El gasto de los invitados
Pero estos eventos no supone solo un gasto extra para quienes lo organizan, sino también para los invitados. Asistir a una boda supone un desembolso que puede desequilibrar el presupuesto del consumidor, que debe hacer frente a: regalo para los novios, vestido y, en no pocas ocasiones, desplazamiento y alojamiento, si el enlace se produce fuera.
«Estoy trabajando para pagar bodas», dice Teresa Andreu, una joven valenciana que solo este año ha sido invitada a cuatro enlaces, tres de ellos concentrados en esta primavera. «Entre abril y junio tengo tres bodas, una por mes. Entre el regalo, que en mi caso va de 150 a 200 euros, el vestido y las despedidas de soltera, es un gasto permanente y mensual. Un extra en los gastos ya comunes del mes, que lo haces con amor porque son personas a las que quieres, pero el bolsillo sale muy tocado. Sobre todo porque, como guinda del pastel, me gustaría poder irme de viaje este verano y ese gasto está condicionado a estas bodas y la que tengo en otoño, que también implica hacer previsión de ese gasto. Lo único bueno de que las bodas se planifiquen de un año para otro es precisamente eso: saber que vas a tener esos gastos extra y al menos puedes organizarte para ahorrar», explica.
Cuánto pagar en una boda
Rodríguez ratifica los datos de Andreu. «En el caso de los invitados, el importe del regalo suele estar en 150 euros por persona en una boda, 80-90 euros por persona en una comunión y 60-70 euros en un bautizo. A ello habrá que sumar el coste del vestuario, peluquería o complementos«.

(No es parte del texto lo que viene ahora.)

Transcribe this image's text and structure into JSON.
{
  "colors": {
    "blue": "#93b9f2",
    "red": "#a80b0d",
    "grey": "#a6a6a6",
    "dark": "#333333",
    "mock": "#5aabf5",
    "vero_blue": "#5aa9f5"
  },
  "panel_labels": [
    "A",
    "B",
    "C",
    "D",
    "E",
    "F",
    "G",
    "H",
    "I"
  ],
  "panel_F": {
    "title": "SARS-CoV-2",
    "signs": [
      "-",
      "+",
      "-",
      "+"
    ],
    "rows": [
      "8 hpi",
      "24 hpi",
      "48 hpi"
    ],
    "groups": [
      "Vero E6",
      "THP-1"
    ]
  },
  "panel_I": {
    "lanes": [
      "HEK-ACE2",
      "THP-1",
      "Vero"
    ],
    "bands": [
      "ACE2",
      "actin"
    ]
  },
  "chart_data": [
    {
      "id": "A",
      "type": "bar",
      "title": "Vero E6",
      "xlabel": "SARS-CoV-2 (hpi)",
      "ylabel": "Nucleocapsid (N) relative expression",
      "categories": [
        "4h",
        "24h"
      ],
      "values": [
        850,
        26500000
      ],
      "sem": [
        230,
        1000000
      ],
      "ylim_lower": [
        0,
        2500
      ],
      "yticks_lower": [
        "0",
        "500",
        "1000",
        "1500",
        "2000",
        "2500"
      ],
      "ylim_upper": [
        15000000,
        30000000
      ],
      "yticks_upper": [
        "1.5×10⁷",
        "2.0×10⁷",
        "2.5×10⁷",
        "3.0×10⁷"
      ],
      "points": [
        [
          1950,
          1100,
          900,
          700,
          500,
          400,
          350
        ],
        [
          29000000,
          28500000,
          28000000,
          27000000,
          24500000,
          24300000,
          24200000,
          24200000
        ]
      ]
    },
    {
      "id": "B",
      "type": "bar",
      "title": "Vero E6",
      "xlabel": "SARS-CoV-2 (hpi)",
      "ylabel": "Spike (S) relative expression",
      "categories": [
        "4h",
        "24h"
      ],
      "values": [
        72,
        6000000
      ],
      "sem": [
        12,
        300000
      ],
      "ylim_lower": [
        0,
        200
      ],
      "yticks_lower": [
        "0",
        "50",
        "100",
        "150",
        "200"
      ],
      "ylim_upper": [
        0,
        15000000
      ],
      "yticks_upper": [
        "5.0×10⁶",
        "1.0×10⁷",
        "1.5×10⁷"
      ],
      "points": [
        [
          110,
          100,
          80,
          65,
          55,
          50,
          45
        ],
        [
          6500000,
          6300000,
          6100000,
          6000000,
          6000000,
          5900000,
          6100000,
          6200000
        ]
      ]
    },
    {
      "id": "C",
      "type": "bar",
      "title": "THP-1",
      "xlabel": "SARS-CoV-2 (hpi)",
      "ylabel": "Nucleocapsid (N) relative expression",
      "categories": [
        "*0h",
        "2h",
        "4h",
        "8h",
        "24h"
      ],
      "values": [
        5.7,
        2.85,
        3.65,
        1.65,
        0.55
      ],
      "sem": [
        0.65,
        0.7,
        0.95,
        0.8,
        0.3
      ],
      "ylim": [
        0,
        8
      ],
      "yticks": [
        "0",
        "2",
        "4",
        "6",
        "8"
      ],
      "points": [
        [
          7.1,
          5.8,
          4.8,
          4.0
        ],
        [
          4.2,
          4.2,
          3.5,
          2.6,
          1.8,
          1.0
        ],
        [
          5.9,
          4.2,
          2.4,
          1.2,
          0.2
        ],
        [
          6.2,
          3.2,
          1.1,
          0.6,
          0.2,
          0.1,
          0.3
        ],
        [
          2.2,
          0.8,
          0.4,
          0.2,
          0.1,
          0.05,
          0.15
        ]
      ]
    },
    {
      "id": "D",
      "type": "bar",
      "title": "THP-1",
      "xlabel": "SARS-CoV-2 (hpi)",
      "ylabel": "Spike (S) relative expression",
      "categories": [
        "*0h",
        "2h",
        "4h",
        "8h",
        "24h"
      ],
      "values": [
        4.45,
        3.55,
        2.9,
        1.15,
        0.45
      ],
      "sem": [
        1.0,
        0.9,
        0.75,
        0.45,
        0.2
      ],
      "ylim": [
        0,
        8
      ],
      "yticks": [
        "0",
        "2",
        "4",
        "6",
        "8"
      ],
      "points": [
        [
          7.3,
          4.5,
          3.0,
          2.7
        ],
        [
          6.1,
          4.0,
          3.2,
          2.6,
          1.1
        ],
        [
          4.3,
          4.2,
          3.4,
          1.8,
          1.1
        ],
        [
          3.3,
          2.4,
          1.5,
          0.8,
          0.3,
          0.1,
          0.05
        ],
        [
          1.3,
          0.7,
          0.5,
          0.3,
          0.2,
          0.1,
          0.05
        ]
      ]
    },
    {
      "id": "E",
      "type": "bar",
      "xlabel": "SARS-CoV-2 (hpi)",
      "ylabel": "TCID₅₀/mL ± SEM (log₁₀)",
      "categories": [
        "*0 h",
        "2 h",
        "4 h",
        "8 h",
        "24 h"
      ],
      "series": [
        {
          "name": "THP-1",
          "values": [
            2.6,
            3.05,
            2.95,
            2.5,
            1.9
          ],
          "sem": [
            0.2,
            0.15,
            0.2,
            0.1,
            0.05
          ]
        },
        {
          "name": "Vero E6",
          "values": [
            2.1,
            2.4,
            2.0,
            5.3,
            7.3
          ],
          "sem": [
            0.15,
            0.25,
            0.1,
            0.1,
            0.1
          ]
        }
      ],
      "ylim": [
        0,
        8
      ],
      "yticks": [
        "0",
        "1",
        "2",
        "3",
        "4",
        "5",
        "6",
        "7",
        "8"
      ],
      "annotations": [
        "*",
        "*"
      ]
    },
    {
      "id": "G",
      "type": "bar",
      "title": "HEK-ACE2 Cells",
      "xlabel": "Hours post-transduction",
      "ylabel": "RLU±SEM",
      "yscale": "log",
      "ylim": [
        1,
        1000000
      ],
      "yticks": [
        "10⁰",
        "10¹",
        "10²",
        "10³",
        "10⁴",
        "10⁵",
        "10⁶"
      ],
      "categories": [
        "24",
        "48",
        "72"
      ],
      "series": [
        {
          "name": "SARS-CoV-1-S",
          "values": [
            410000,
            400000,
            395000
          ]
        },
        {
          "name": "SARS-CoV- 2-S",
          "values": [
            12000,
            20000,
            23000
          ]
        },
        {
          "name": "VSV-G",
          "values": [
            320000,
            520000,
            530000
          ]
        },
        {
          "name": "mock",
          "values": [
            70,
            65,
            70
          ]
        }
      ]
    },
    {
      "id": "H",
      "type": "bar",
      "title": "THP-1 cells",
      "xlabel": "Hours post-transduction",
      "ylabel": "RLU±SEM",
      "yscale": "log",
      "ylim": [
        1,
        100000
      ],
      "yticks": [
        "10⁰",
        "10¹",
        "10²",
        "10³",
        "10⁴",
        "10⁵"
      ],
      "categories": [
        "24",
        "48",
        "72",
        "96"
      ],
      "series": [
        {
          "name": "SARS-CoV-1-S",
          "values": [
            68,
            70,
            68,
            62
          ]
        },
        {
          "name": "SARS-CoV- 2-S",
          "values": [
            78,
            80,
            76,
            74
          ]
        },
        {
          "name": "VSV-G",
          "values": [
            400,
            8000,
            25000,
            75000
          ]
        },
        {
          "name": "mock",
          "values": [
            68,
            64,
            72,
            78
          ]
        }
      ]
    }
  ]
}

Así, el coste total de asistir al evento, junto a los gastos que lo rodean, «puede hacer que los invitados tengan que replantearse las vacaciones de verano, buscando destinos más económicos o durante menos tiempo«, dice Rodríguez.
«Esta situación puede ser especialmente preocupante en hogares con ingresos ajustados, porque el evento no solo consume recursos económicos de forma inmediata, sino que puede llegar a desplazar otras prioridades familiares (hipoteca, alquiler, financiación por la compra de vehículo) y ser necesario reducir otras partidas económicas (ocio, actividades culturales, viajes o compras)», concluye el experto.